“I wanted to finish something left undone.”
“There’s nothing very dramatic. I didn’t drop out of school because of personal tragedy or hardship or anything. I was a crappy student, and I was very immature, and I was having a blast. So the fun was more important than the education at that point,” he said.
Now a little more than five years after he visited the bookstore for gifts, he’s receiving perhaps the ultimate Jayhawk gift: he’s completing his KU degree and will walk down the Hill at the same time as his daughter, Maureen.
“At one class a semester and a total of 11 classes and five and a half years later, here I am,” Dan said.
When they walk down the Hill, Dan will celebrate completion of a bachelor’s in English and Maureen, a master’s in social work. He took most of his classes at the KU Edwards Campus plus a few general education requirements at Johnson County Community College.
“It felt like something left undone,” Dan said of his degree. “I don’t like these loose threads hanging around. When I went into the (advisor) I thought I might have been a little bit closer than I was. … With any luck at all, I was going to be five years older at some point anyway and I could either have this under my belt or have this loose thread.”
Although the event is a momentous occasion for their family, the timing was purely coincidental. Maureen started at another university to study nursing, then transferred to KU to pursue her true passion of social work. The transfer added some time to her degree completion, yet she and her father didn’t realize they would graduate together until just a few months ago.
“We didn’t even really think about it until after the first of the year,” Dan said.
Dan and Maureen have never taken a class together, but they have frequently shared interesting discoveries from their classes.
“That’s one thing I think we have in common,” Maureen said. “I love learning about new things that I’ve never heard of before. I’ve had awesome professors at KU, too. They make it worthwhile.”
“I can honestly say that the eight classes I took at KU, I really enjoyed them all,” Dan said. “African-American literature was one of my favorites. She was the best teacher ever, Giselle Anatol.”
They’ve also relied on each other for motivation get through their last semester.

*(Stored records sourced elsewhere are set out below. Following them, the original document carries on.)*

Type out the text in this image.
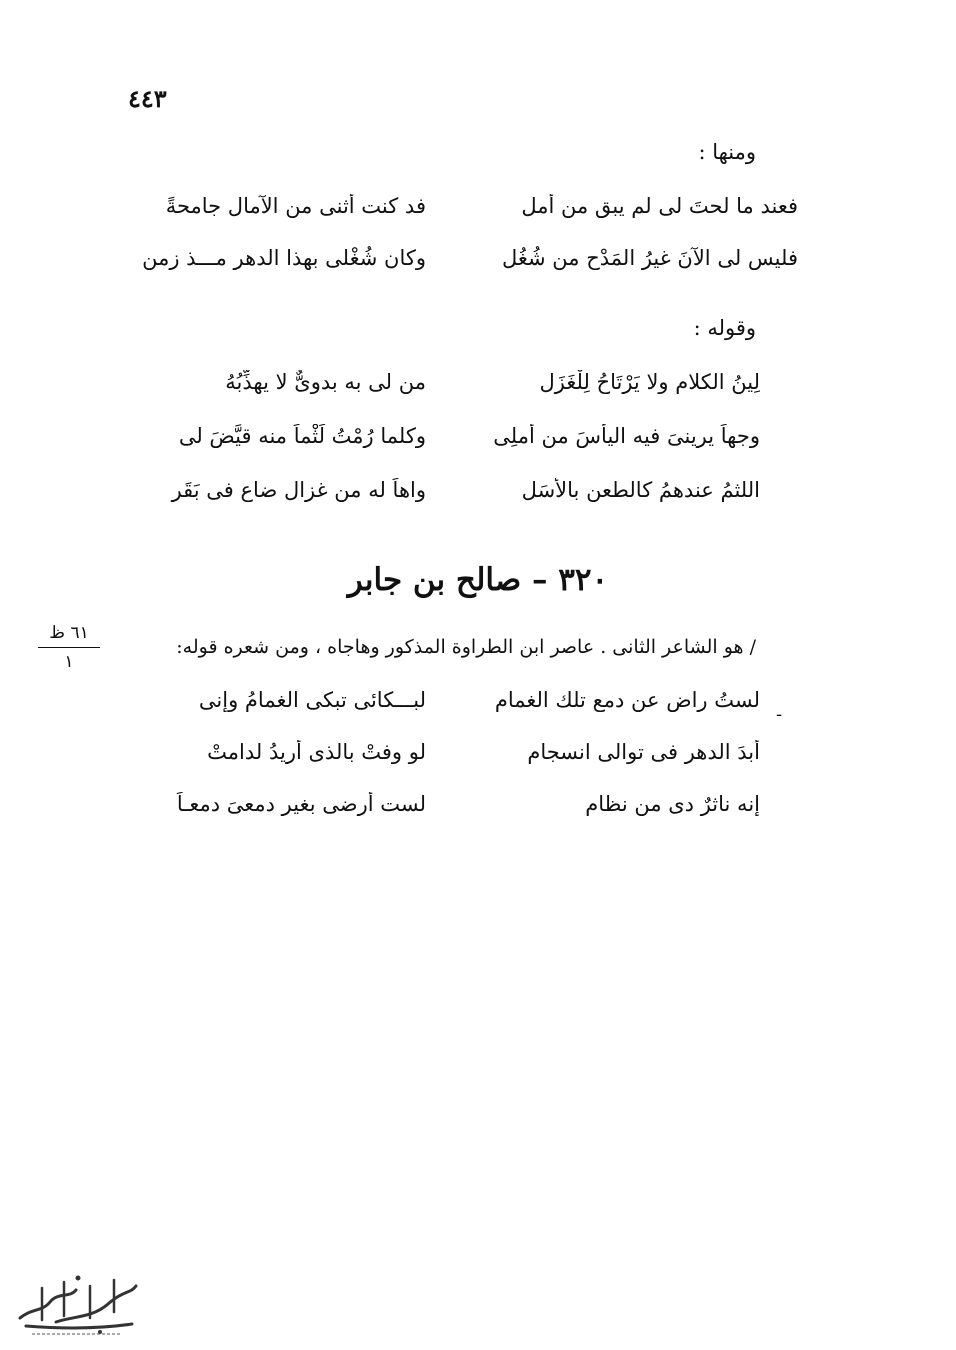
٤٤٣
ومنها :
فد كنت أثنى من الآمال جامحةً	فعند ما لحتَ لى لم يبق من أملِ
وكان شُغْلى بهذا الدهر مـــذ زمنٍ	فليس لى الآنَ غيرُ المَدْحِ من شُغُلِ
وقوله :
من لى به بدوىٌّ لا يهذِّبُهُ	لِينُ الكلام ولا يَرْتَاحُ لِلْغَزَلِ
وكلما رُمْتُ لَثْماً منه قيَّضَ لى	وجهاً يرينىَ فيه اليأسَ من أملِى
واهاً له من غزال ضاع فى بَقَرٍ	اللثمُ عندهمُ كالطعن بالأَسَلِ
٣٢٠ – صالح بن جابر
٦١ ظ
١
/ هو الشاعر الثانى . عاصر ابن الطراوة المذكور وهاجاه ، ومن شعره قوله:
-
لبـــكائى تبكى الغمامُ وإنى	لستُ راضٍ عن دمع تلك الغمامِ
لو وفتْ بالذى أريدُ لدامتْ	أبدَ الدهر فى توالى انسجامِ
لست أرضى بغير دمعىَ دمعـاً	إنه ناثرٌ دى من نظامِ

“At the start of this semester, I told her at the outset when I got my syllabus there were a total of eight things. When I got done with the eight things I would be completely done. So I’ll call her up and say, ‘I’ve got six things done!’ ”
“I said that today, ‘I’ve got three things,’ ” Maureen said.
After graduation, Dan will have more free time now that he won’t have to balance part-time coursework and his full-time job in Kansas City. When he retires a few years down the road, he’d like to use his degree to work as a substitute elementary school teacher. Maureen has a position through the summer at Operation Breakthrough in Kansas City and is applying and interviewing for positions beyond that.
Anne Mercer, wife and mother of the two graduates, is clearly proud of their accomplishments and hopes their story could be the push other students might need to finish their education.
“I have my master’s degree, so education has always been important to me. So to see him at 56 getting his degree, I just think it’s an inspiring story. It’s never too late. I’m so proud of him,” Anne said. “And for her and knowing what her first year and a half of school was like and to come back and graduate with her master’s, I am just so encouraged and inspired. Never give up. You can do it.”